Arista Launches Network Automation Software for DevOps
SDN firm says new software platform represents evolution of EOS
December 17, 2014
Arista Networks has launched EOS+, a software platform for network programmability and network automation that represents an evolution of the company's EOS (Extensible Operating System).
The software defined networking company said the additional layer of flexibility would appeal to DevOps teams and join the compute, storage, and application teams to integrate with the network. Arista hopes EOS+ will enable use of pre-built and custom EOS applications, as well as integration with a wide range of technology partner solutions.
Arista has built EOS with programmability features from the beginning, and made specific integrations with clouds, technology partners, OpenStack and other environments. Evolving EOS to deliver a formal programming and network automation layer further enhances its offering and helps shift from NetOps to DevOps models of architecting and operating networks.
Arista targets web-scale data center operators, and its customer roster includes Facebook, Morgan Stanley, Netflix, and Equinix. The company had a successful initial public offering on the New York Stock Exchange in June.
Almost the entire senior management team of Arista comes from Cisco. Earlier this month, the networking giant filed a lawsuit against the SDN company, claiming patent and copyright infringement.

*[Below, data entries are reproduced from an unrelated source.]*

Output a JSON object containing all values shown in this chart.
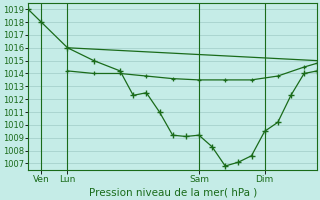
{
  "bg_color": "#c5ece7",
  "grid_color": "#a0ccc6",
  "line_color": "#1a6b1a",
  "xlabel": "Pression niveau de la mer( hPa )",
  "ylim": [
    1006.5,
    1019.5
  ],
  "yticks": [
    1007,
    1008,
    1009,
    1010,
    1011,
    1012,
    1013,
    1014,
    1015,
    1016,
    1017,
    1018,
    1019
  ],
  "xlabel_fontsize": 7.5,
  "ytick_fontsize": 6,
  "xtick_fontsize": 6.5,
  "series1_x": [
    0,
    1,
    3,
    5,
    7,
    8,
    9,
    10,
    11,
    12,
    13,
    14,
    15,
    16,
    17,
    18,
    19,
    20,
    21,
    22
  ],
  "series1_y": [
    1019.0,
    1018.0,
    1016.0,
    1015.0,
    1014.2,
    1012.3,
    1012.5,
    1011.0,
    1009.2,
    1009.1,
    1009.2,
    1008.3,
    1006.8,
    1007.1,
    1007.6,
    1009.5,
    1010.2,
    1012.3,
    1014.0,
    1014.2
  ],
  "series2_x": [
    3,
    22
  ],
  "series2_y": [
    1016.0,
    1015.0
  ],
  "series3_x": [
    3,
    5,
    7,
    9,
    11,
    13,
    15,
    17,
    19,
    21,
    22
  ],
  "series3_y": [
    1014.2,
    1014.0,
    1014.0,
    1013.8,
    1013.6,
    1013.5,
    1013.5,
    1013.5,
    1013.8,
    1014.5,
    1014.8
  ],
  "xtick_positions": [
    1,
    3,
    13,
    18
  ],
  "xtick_labels": [
    "Ven",
    "Lun",
    "Sam",
    "Dim"
  ],
  "vline_positions": [
    1,
    3,
    13,
    18
  ],
  "xlim": [
    0,
    22
  ]
}
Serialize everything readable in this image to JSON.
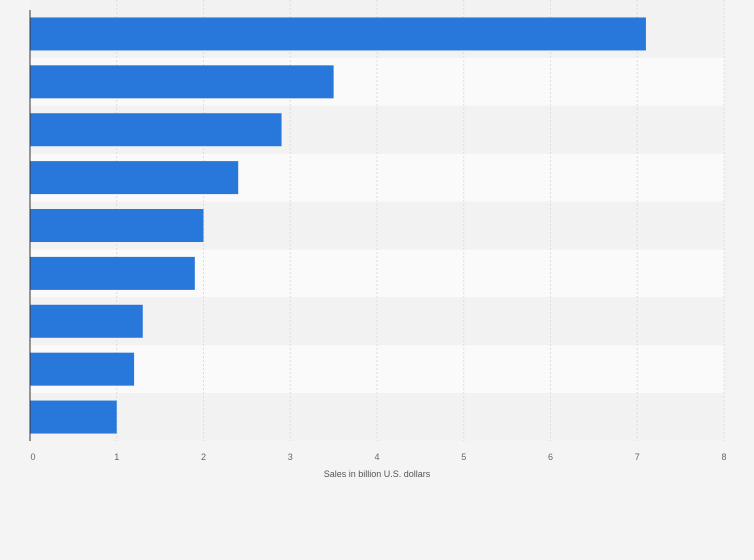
{
  "chart_data": {
    "type": "bar",
    "orientation": "horizontal",
    "categories": [
      "",
      "",
      "",
      "",
      "",
      "",
      "",
      "",
      ""
    ],
    "values": [
      7.1,
      3.5,
      2.9,
      2.4,
      2.0,
      1.9,
      1.3,
      1.2,
      1.0
    ],
    "xlabel": "Sales in billion U.S. dollars",
    "xlim": [
      0,
      8
    ],
    "xticks": [
      "0",
      "1",
      "2",
      "3",
      "4",
      "5",
      "6",
      "7",
      "8"
    ],
    "grid": true,
    "bar_color": "#2878dc",
    "band_colors": [
      "#f2f2f2",
      "#fafafa"
    ],
    "gridline_color": "#dddddd",
    "axis_color": "#333333"
  }
}
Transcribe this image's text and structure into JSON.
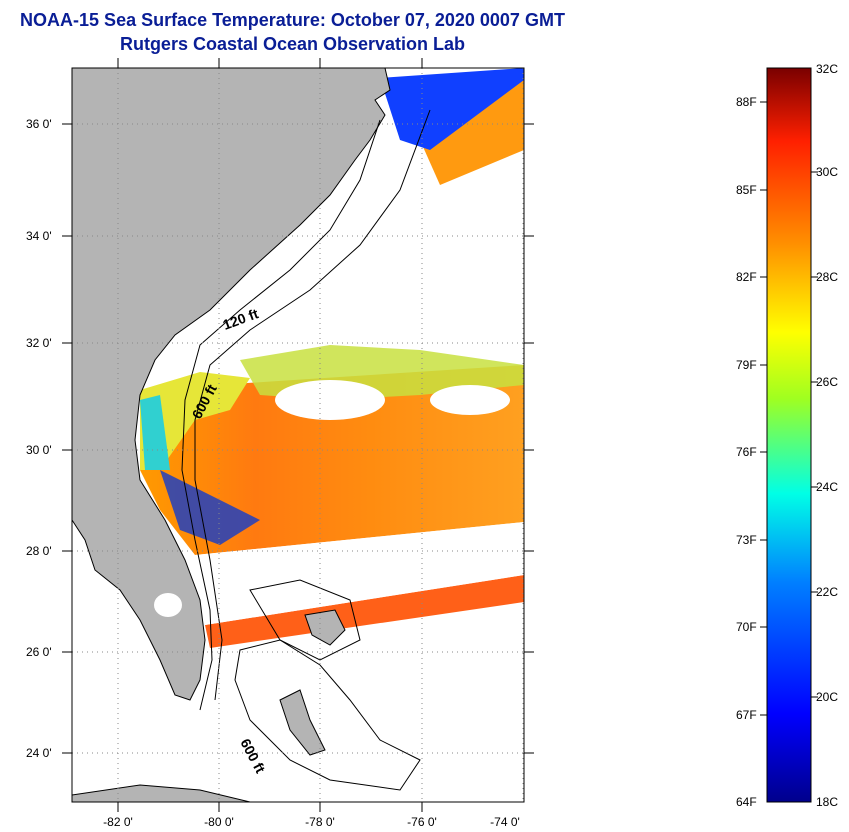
{
  "title_line1": "NOAA-15 Sea Surface Temperature:  October 07, 2020 0007 GMT",
  "title_line2": "Rutgers Coastal Ocean Observation Lab",
  "map": {
    "lat_labels": [
      "36 0'",
      "34 0'",
      "32 0'",
      "30 0'",
      "28 0'",
      "26 0'",
      "24 0'"
    ],
    "lon_labels": [
      "-82 0'",
      "-80 0'",
      "-78 0'",
      "-76 0'",
      "-74 0'"
    ],
    "contour_labels": [
      "120 ft",
      "600 ft",
      "600 ft"
    ]
  },
  "colorbar": {
    "celsius_labels": [
      "32C",
      "30C",
      "28C",
      "26C",
      "24C",
      "22C",
      "20C",
      "18C"
    ],
    "fahrenheit_labels": [
      "88F",
      "85F",
      "82F",
      "79F",
      "76F",
      "73F",
      "70F",
      "67F",
      "64F"
    ],
    "min_c": 18,
    "max_c": 32,
    "min_f": 64,
    "max_f": 88
  },
  "colors": {
    "title": "#0a1e96",
    "land": "#b4b4b4",
    "no_data": "#ffffff"
  }
}
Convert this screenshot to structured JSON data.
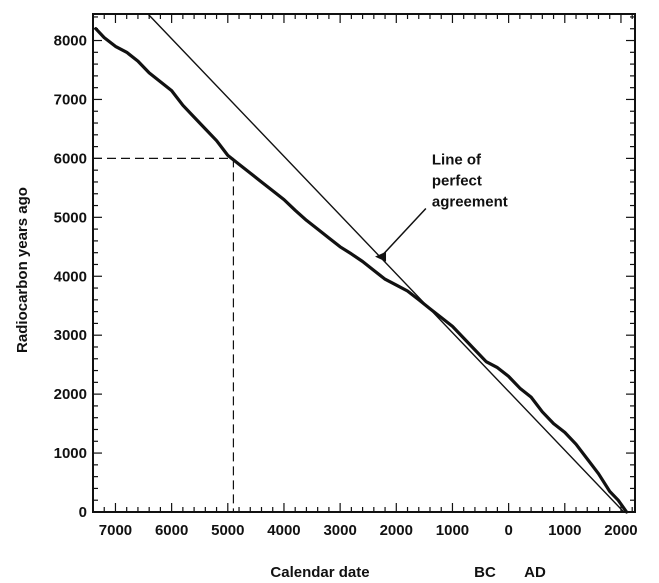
{
  "chart_data": {
    "type": "line",
    "title": "",
    "xlabel": "Calendar date",
    "ylabel": "Radiocarbon years ago",
    "era_labels": [
      "BC",
      "AD"
    ],
    "x_ticks": [
      {
        "label": "7000",
        "value": -7000
      },
      {
        "label": "6000",
        "value": -6000
      },
      {
        "label": "5000",
        "value": -5000
      },
      {
        "label": "4000",
        "value": -4000
      },
      {
        "label": "3000",
        "value": -3000
      },
      {
        "label": "2000",
        "value": -2000
      },
      {
        "label": "1000",
        "value": -1000
      },
      {
        "label": "0",
        "value": 0
      },
      {
        "label": "1000",
        "value": 1000
      },
      {
        "label": "2000",
        "value": 2000
      }
    ],
    "y_ticks": [
      0,
      1000,
      2000,
      3000,
      4000,
      5000,
      6000,
      7000,
      8000
    ],
    "xlim": [
      -7400,
      2250
    ],
    "ylim": [
      0,
      8450
    ],
    "series": [
      {
        "name": "",
        "role": "calibration-curve",
        "x": [
          -7350,
          -7200,
          -7000,
          -6800,
          -6600,
          -6400,
          -6200,
          -6000,
          -5800,
          -5600,
          -5400,
          -5200,
          -5000,
          -4800,
          -4600,
          -4400,
          -4200,
          -4000,
          -3800,
          -3600,
          -3400,
          -3200,
          -3000,
          -2800,
          -2600,
          -2400,
          -2200,
          -2000,
          -1800,
          -1600,
          -1400,
          -1200,
          -1000,
          -800,
          -600,
          -400,
          -200,
          0,
          200,
          400,
          600,
          800,
          1000,
          1200,
          1400,
          1600,
          1800,
          1950,
          2100
        ],
        "y": [
          8200,
          8050,
          7900,
          7800,
          7650,
          7450,
          7300,
          7150,
          6900,
          6700,
          6500,
          6300,
          6050,
          5900,
          5750,
          5600,
          5450,
          5300,
          5120,
          4950,
          4800,
          4650,
          4500,
          4380,
          4250,
          4100,
          3950,
          3850,
          3750,
          3600,
          3450,
          3300,
          3150,
          2950,
          2750,
          2550,
          2450,
          2300,
          2100,
          1950,
          1700,
          1500,
          1350,
          1150,
          900,
          650,
          350,
          200,
          0
        ]
      },
      {
        "name": "Line of perfect agreement",
        "role": "reference-line",
        "x": [
          -6420,
          2050
        ],
        "y": [
          8450,
          0
        ]
      }
    ],
    "annotations": [
      {
        "text_lines": [
          "Line of",
          "perfect",
          "agreement"
        ],
        "points_to": {
          "x": -2450,
          "y": 4400
        },
        "text_anchor": {
          "x": -2150,
          "y": 5150
        }
      }
    ],
    "reading_example": {
      "radiocarbon_years": 6000,
      "calendar_x": -4900
    },
    "grid": false,
    "legend": "none"
  }
}
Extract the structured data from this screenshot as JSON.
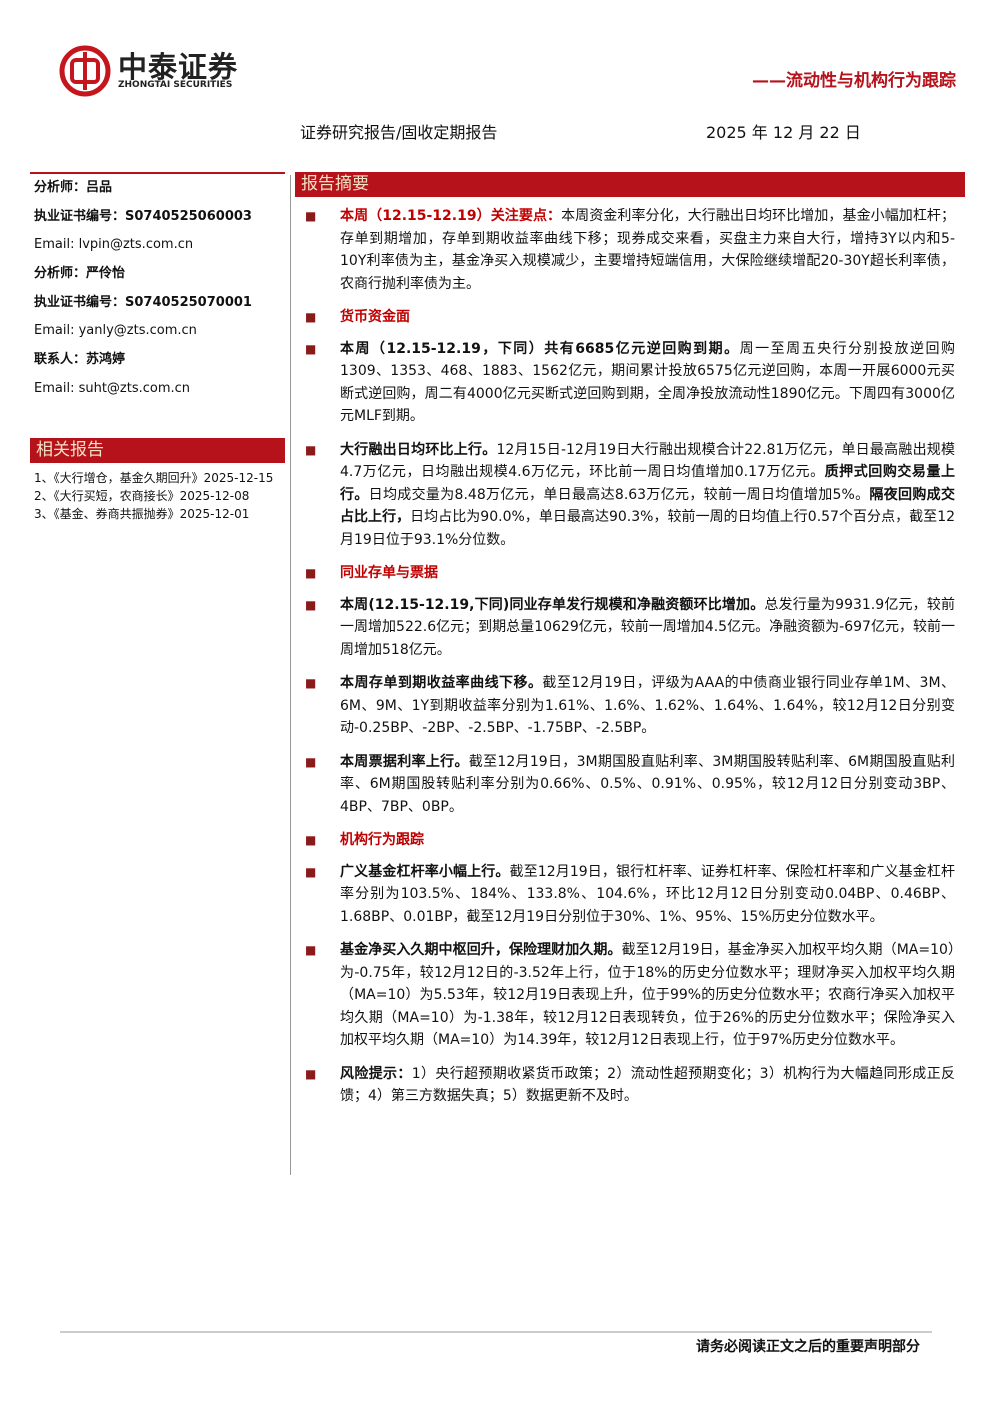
{
  "header": {
    "logo_cn": "中泰证券",
    "logo_en": "ZHONGTAI SECURITIES",
    "tagline": "——流动性与机构行为跟踪",
    "report_type": "证券研究报告/固收定期报告",
    "date": "2025 年 12 月 22 日"
  },
  "sidebar": {
    "analysts": [
      {
        "text": "分析师：吕品",
        "bold": true
      },
      {
        "text": "执业证书编号：S0740525060003",
        "bold": true
      },
      {
        "text": "Email: lvpin@zts.com.cn"
      },
      {
        "text": "分析师：严伶怡",
        "bold": true
      },
      {
        "text": "执业证书编号：S0740525070001",
        "bold": true
      },
      {
        "text": "Email: yanly@zts.com.cn"
      },
      {
        "text": "联系人：苏鸿婷",
        "bold": true
      },
      {
        "text": "Email: suht@zts.com.cn"
      }
    ],
    "related_title": "相关报告",
    "related": [
      "1、《大行增仓，基金久期回升》2025-12-15",
      "2、《大行买短，农商接长》2025-12-08",
      "3、《基金、券商共振抛券》2025-12-01"
    ]
  },
  "main": {
    "section_title": "报告摘要",
    "items": [
      {
        "runs": [
          {
            "text": "本周（12.15-12.19）关注要点：",
            "bold": true,
            "color": "#c00000"
          },
          {
            "text": "本周资金利率分化，大行融出日均环比增加，基金小幅加杠杆；存单到期增加，存单到期收益率曲线下移；现券成交来看，买盘主力来自大行，增持3Y以内和5-10Y利率债为主，基金净买入规模减少，主要增持短端信用，大保险继续增配20-30Y超长利率债，农商行抛利率债为主。"
          }
        ]
      },
      {
        "heading": "货币资金面"
      },
      {
        "runs": [
          {
            "text": "本周（12.15-12.19，下同）共有6685亿元逆回购到期。",
            "bold": true
          },
          {
            "text": "周一至周五央行分别投放逆回购1309、1353、468、1883、1562亿元，期间累计投放6575亿元逆回购，本周一开展6000元买断式逆回购，周二有4000亿元买断式逆回购到期，全周净投放流动性1890亿元。下周四有3000亿元MLF到期。"
          }
        ]
      },
      {
        "runs": [
          {
            "text": "大行融出日均环比上行。",
            "bold": true
          },
          {
            "text": "12月15日-12月19日大行融出规模合计22.81万亿元，单日最高融出规模4.7万亿元，日均融出规模4.6万亿元，环比前一周日均值增加0.17万亿元。"
          },
          {
            "text": "质押式回购交易量上行。",
            "bold": true
          },
          {
            "text": "日均成交量为8.48万亿元，单日最高达8.63万亿元，较前一周日均值增加5%。"
          },
          {
            "text": "隔夜回购成交占比上行，",
            "bold": true
          },
          {
            "text": "日均占比为90.0%，单日最高达90.3%，较前一周的日均值上行0.57个百分点，截至12月19日位于93.1%分位数。"
          }
        ]
      },
      {
        "heading": "同业存单与票据"
      },
      {
        "runs": [
          {
            "text": "本周(12.15-12.19,下同)同业存单发行规模和净融资额环比增加。",
            "bold": true
          },
          {
            "text": "总发行量为9931.9亿元，较前一周增加522.6亿元；到期总量10629亿元，较前一周增加4.5亿元。净融资额为-697亿元，较前一周增加518亿元。"
          }
        ]
      },
      {
        "runs": [
          {
            "text": "本周存单到期收益率曲线下移。",
            "bold": true
          },
          {
            "text": "截至12月19日，评级为AAA的中债商业银行同业存单1M、3M、6M、9M、1Y到期收益率分别为1.61%、1.6%、1.62%、1.64%、1.64%，较12月12日分别变动-0.25BP、-2BP、-2.5BP、-1.75BP、-2.5BP。"
          }
        ]
      },
      {
        "runs": [
          {
            "text": "本周票据利率上行。",
            "bold": true
          },
          {
            "text": "截至12月19日，3M期国股直贴利率、3M期国股转贴利率、6M期国股直贴利率、6M期国股转贴利率分别为0.66%、0.5%、0.91%、0.95%，较12月12日分别变动3BP、4BP、7BP、0BP。"
          }
        ]
      },
      {
        "heading": "机构行为跟踪"
      },
      {
        "runs": [
          {
            "text": "广义基金杠杆率小幅上行。",
            "bold": true
          },
          {
            "text": "截至12月19日，银行杠杆率、证券杠杆率、保险杠杆率和广义基金杠杆率分别为103.5%、184%、133.8%、104.6%，环比12月12日分别变动0.04BP、0.46BP、1.68BP、0.01BP，截至12月19日分别位于30%、1%、95%、15%历史分位数水平。"
          }
        ]
      },
      {
        "runs": [
          {
            "text": "基金净买入久期中枢回升，保险理财加久期。",
            "bold": true
          },
          {
            "text": "截至12月19日，基金净买入加权平均久期（MA=10）为-0.75年，较12月12日的-3.52年上行，位于18%的历史分位数水平；理财净买入加权平均久期（MA=10）为5.53年，较12月19日表现上升，位于99%的历史分位数水平；农商行净买入加权平均久期（MA=10）为-1.38年，较12月12日表现转负，位于26%的历史分位数水平；保险净买入加权平均久期（MA=10）为14.39年，较12月12日表现上行，位于97%历史分位数水平。"
          }
        ]
      },
      {
        "runs": [
          {
            "text": "风险提示：",
            "bold": true
          },
          {
            "text": "1）央行超预期收紧货币政策；2）流动性超预期变化；3）机构行为大幅趋同形成正反馈；4）第三方数据失真；5）数据更新不及时。"
          }
        ]
      }
    ]
  },
  "footer": {
    "disclaimer": "请务必阅读正文之后的重要声明部分"
  }
}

The EOS+ platform is made up of a development framework with native access to all levels of EOS, a vEOS virtual machine instance of EOS, and EOS Consulting Services.
EOS+ use case examples that Arista cites are pre-built applications such as ZTPServer for rapid provisioning and its Network Telemetry Application for Splunk Enterprise. The company also promotes a do-it-yourself cloud networking approach to applications that need to be custom-fit for specific network environments.
Najam Ahmad, vice president of infrastructure at Facebook, an Arista customer, said in a statement, "Arista EOS has proven to be a valuable component of our current designs, providing us with a series of useful features, including better control-plane and data-path programmability, the ability to write traffic steering and monitoring applications that integrate with Sysdb and the entire EOS stack running on our Arista devices, and an SDK framework is fairly easy to develop and test our code in. All this allows us to have more visibility in and greater control over our network — and that helps us continue to move fast as we scale."